There is no way it makes sense to add to our deferred maintenance and seismic liabilities by building a shiny new bridge we are nearly certain will not make it out of a big seismic event.
|The Salem Alternative is still in a liquefaction zone|
(via N3B, adapted from chapt 3.18 of the DEIS)
One problem for the comparison with Cherriots might be one of casual magnitudes.
The Cherriots tax can be expressed as $2.10/$1,000 of payroll. The proposed bridge property tax component is $0.37/$1,000 of property (plus the other stuff).
That's a difference in rate of an order of magnitude - but of course they are taxing very different things, payroll vs. total property value.
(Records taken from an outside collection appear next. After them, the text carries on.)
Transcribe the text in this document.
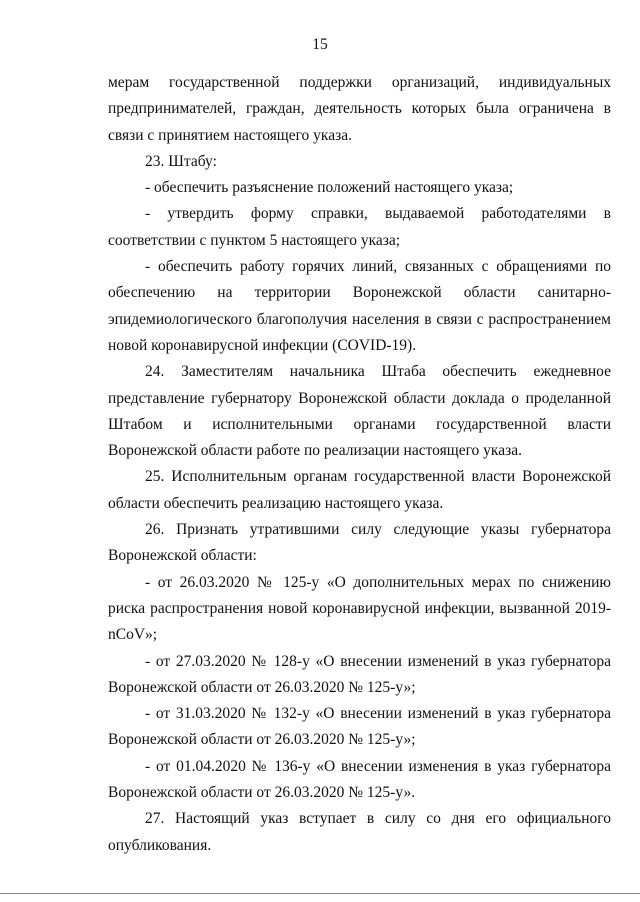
15

мерам государственной поддержки организаций, индивидуальных предпринимателей, граждан, деятельность которых была ограничена в связи с принятием настоящего указа.

23. Штабу:

- обеспечить разъяснение положений настоящего указа;

- утвердить форму справки, выдаваемой работодателями в соответствии с пунктом 5 настоящего указа;

- обеспечить работу горячих линий, связанных с обращениями по обеспечению на территории Воронежской области санитарно-эпидемиологического благополучия населения в связи с распространением новой коронавирусной инфекции (COVID-19).

24. Заместителям начальника Штаба обеспечить ежедневное представление губернатору Воронежской области доклада о проделанной Штабом и исполнительными органами государственной власти Воронежской области работе по реализации настоящего указа.

25. Исполнительным органам государственной власти Воронежской области обеспечить реализацию настоящего указа.

26. Признать утратившими силу следующие указы губернатора Воронежской области:

- от 26.03.2020 № 125-у «О дополнительных мерах по снижению риска распространения новой коронавирусной инфекции, вызванной 2019-nCoV»;

- от 27.03.2020 № 128-у «О внесении изменений в указ губернатора Воронежской области от 26.03.2020 № 125-у»;

- от 31.03.2020 № 132-у «О внесении изменений в указ губернатора Воронежской области от 26.03.2020 № 125-у»;

- от 01.04.2020 № 136-у «О внесении изменения в указ губернатора Воронежской области от 26.03.2020 № 125-у».

27. Настоящий указ вступает в силу со дня его официального опубликования.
I don't know how to make a better comparison there. Comparing the two tax packages is complicated, and doesn't seem to resolve to a witty soundbite. (Maybe you can think of one?)
But the fact is, proponents of the Third Bridge want to suck out of the community a whole lot more in taxes than do proponents of good transit.
And whether that is a good investment deserves more scrutiny by those who are inclined to oppose new taxes.
* The December 2014 Funding Booklet assumes that to service a debt of $430 million, $46.4 million is required annually. The toll, tax, and fee breakdown comes from the March 4, 2015 Funding Strategy Memo.